OPPOSITION spokesman on health, Dr Morais Guy has agreed with the Ministry of Health’s expanded testing approach for COVID-19 by sampling all new hospital admissions.
At the same time, he has cautioned against the move becoming a triage process, and noted that there could be fewer hospital admissions due to the recommendation for individuals to stay home.
He raised the points Thursday during a virtual meeting of Parliament’s special select committee of on public health.
Health Minister Dr Christopher Tufton, who chairs the committee, announced on Wednesday that expanded testing will include all hospitals.
“We have to ensure that this system doesn’t lend itself to a triage where you make a determination in terms of your capacity to test, but I do understand the need. I see, too, in light of the recommendations by the ministry that patients stay at home, there seemingly is going to be less hospital admissions that are going to be taking place,” Dr Guy said.
He suggested that some analysis could be also be done to examine whether, over the past two months, there has already been a decline in the approximately 15,000 hospital admissions that are seen per month.
Chief Medical Officer Dr Jacquiline Bisasor-McKenzie told the committee the health ministry wants to return hospitals to a state of normality for all patients, even while it addresses the COVID-19 crisis.
“What we want to do is return our hospital to a sense of normalcy, not just in terms of the care of patients who have COVID[-19], but patients who have chronic disease[s], who have surgeries to do, persons who present to the outpatient department and the emergency department. We want to ensure that the belief that someone could be COVID[-19]-positive does not detract from getting what needs to be done for that person. We would want everyone who comes into the hospital to be tested so that persons could have a certain level of comfort in terms of any type of management that is required for these patients,” she explained.
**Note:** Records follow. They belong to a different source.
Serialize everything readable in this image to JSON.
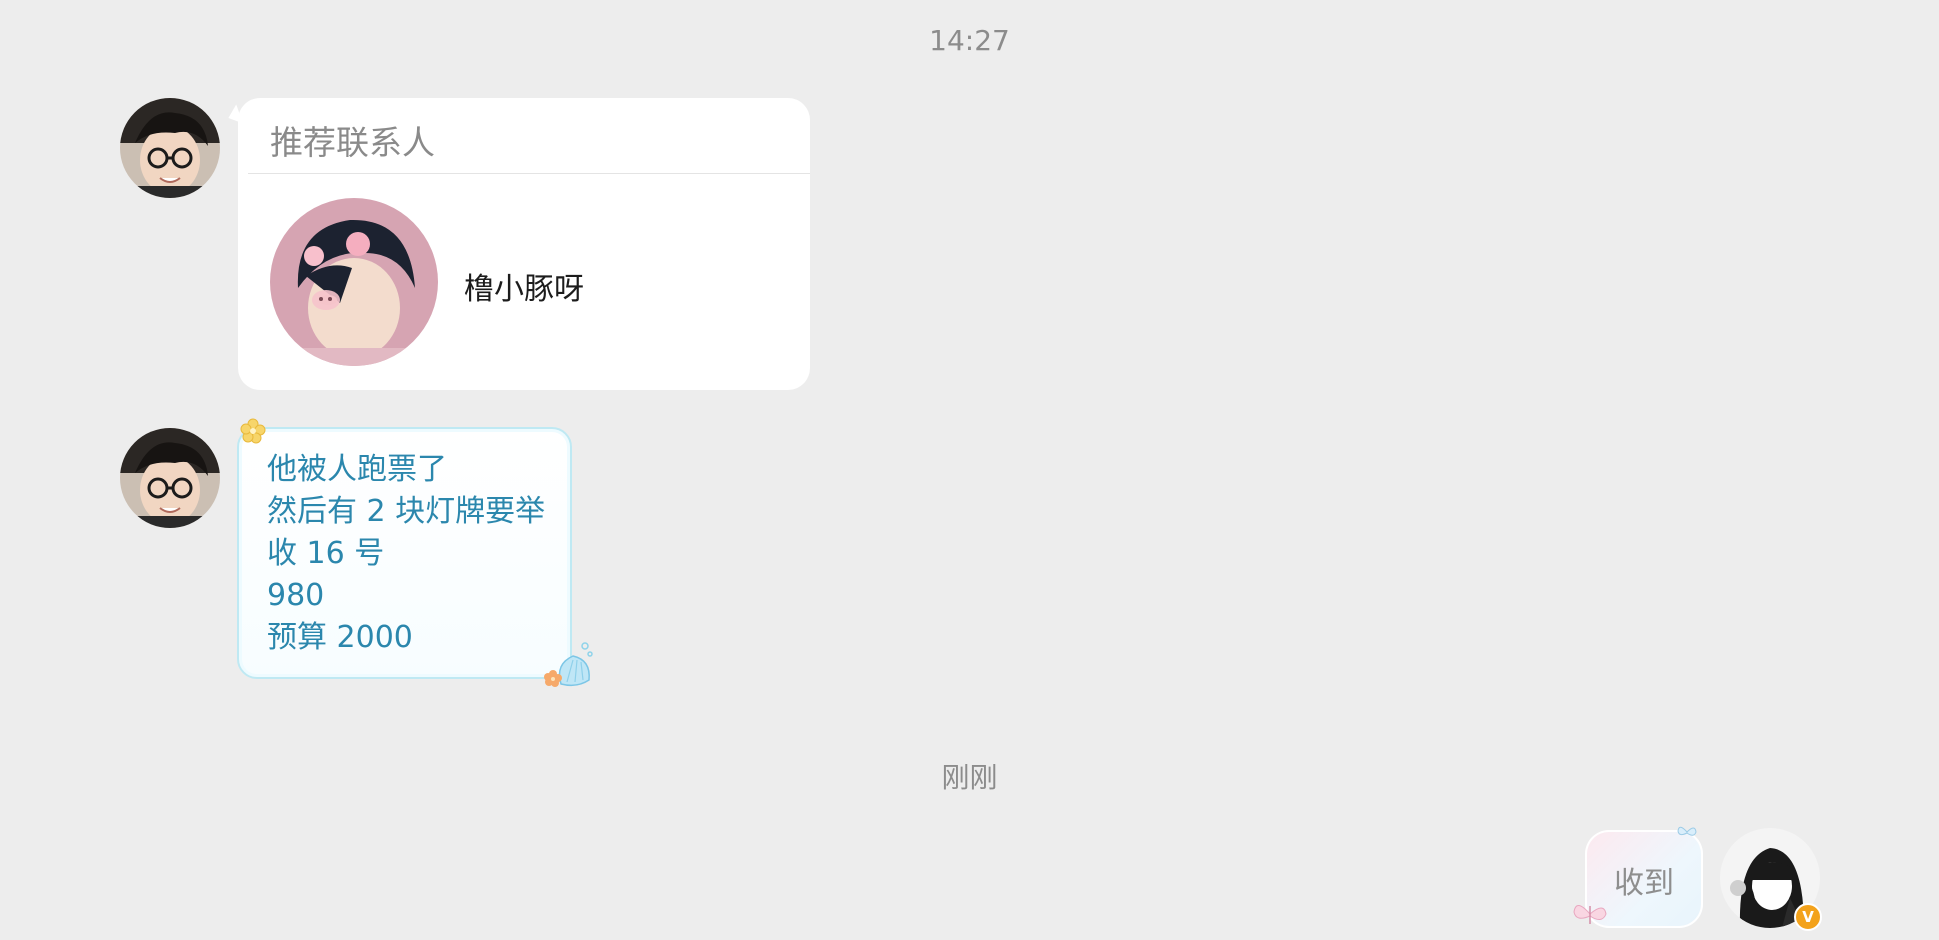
{
  "conversation": {
    "timestamps": {
      "first": "14:27",
      "second": "刚刚"
    },
    "messages": [
      {
        "type": "contact_card",
        "sender": "other",
        "card_title": "推荐联系人",
        "contact_name": "橹小豚呀"
      },
      {
        "type": "text",
        "sender": "other",
        "lines": [
          "他被人跑票了",
          "然后有 2 块灯牌要举",
          "收 16 号",
          "980",
          "预算 2000"
        ]
      },
      {
        "type": "text",
        "sender": "me",
        "text": "收到"
      }
    ]
  },
  "badges": {
    "vip": "V",
    "vip_color": "#f3a21b"
  },
  "colors": {
    "background": "#ededed",
    "bubble_text": "#2b87ad",
    "timestamp": "#8c8c8c"
  }
}
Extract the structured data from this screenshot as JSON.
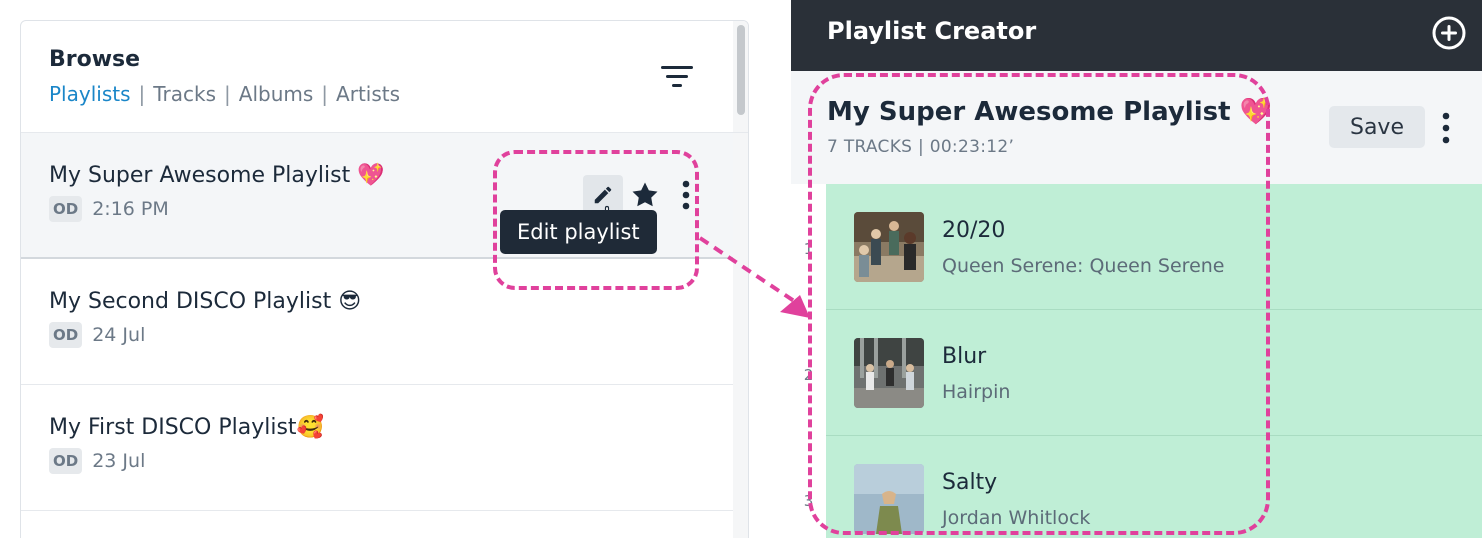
{
  "browse": {
    "title": "Browse",
    "tabs": [
      {
        "label": "Playlists",
        "active": true
      },
      {
        "label": "Tracks",
        "active": false
      },
      {
        "label": "Albums",
        "active": false
      },
      {
        "label": "Artists",
        "active": false
      }
    ],
    "separator": "|",
    "filter_icon": "filter-icon"
  },
  "playlists": [
    {
      "name": "My Super Awesome Playlist 💖",
      "owner_badge": "OD",
      "date": "2:16 PM"
    },
    {
      "name": "My Second DISCO Playlist 😎",
      "owner_badge": "OD",
      "date": "24 Jul"
    },
    {
      "name": "My First DISCO Playlist🥰",
      "owner_badge": "OD",
      "date": "23 Jul"
    }
  ],
  "row_actions": {
    "edit_icon": "pencil-icon",
    "star_icon": "star-icon",
    "more_icon": "kebab-icon",
    "tooltip": "Edit playlist"
  },
  "creator": {
    "header_title": "Playlist Creator",
    "add_icon": "plus-circle-icon",
    "playlist_title": "My Super Awesome Playlist 💖",
    "playlist_meta": "7 TRACKS | 00:23:12’",
    "save_label": "Save"
  },
  "tracks": [
    {
      "number": "1",
      "title": "20/20",
      "artist": "Queen Serene: Queen Serene"
    },
    {
      "number": "2",
      "title": "Blur",
      "artist": "Hairpin"
    },
    {
      "number": "3",
      "title": "Salty",
      "artist": "Jordan Whitlock"
    }
  ],
  "colors": {
    "accent_blue": "#1a86c8",
    "header_dark": "#2a3038",
    "track_green": "#bfeed6",
    "annotation_pink": "#e0419c",
    "tooltip_bg": "#1f2a37"
  }
}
Dr Bisasor McKenzie said health authorities want to be able to rule out COVID-19 with certainty when patients die in hospital.
Member of Parliament for St Andrew Southern Mark Golding noted, however, that there is a distinction between testing persons who have died, to be sure of the cause of death, compared with testing all persons who are admitted to hospital.
“They are two different issues completely. I can certainly understand the testing of persons who have died, especially if there is any reason to suspect COVID[-19], to make sure COVID[-19] numbers are more accurate, but persons entering hospital – that’s a different matter,” he remarked.
Dr Tufton told the committee that in 2019 there were between 170,000 and 180,000 admissions to hospital. Golding pointed out that those numbers meant that testing every hospital admission would mean a major resource allocation.
“If it is that you have adequate capability for the tracking and tracing and you’re doing that efficiently, and you decide to do some more random-type testing and you’re using hospital efficiencies to do that, I don’t have a problem with that,” he said.
The CMO, meanwhile, emphasised that testing protocol continues to evolve in the face of COVID-19, and that admissions testing will provide an opportunity to expand random sampling. At the same time, the health minister noted that more testing will over time actually lead to a decline in testing, depending on the clinical presentation of cases.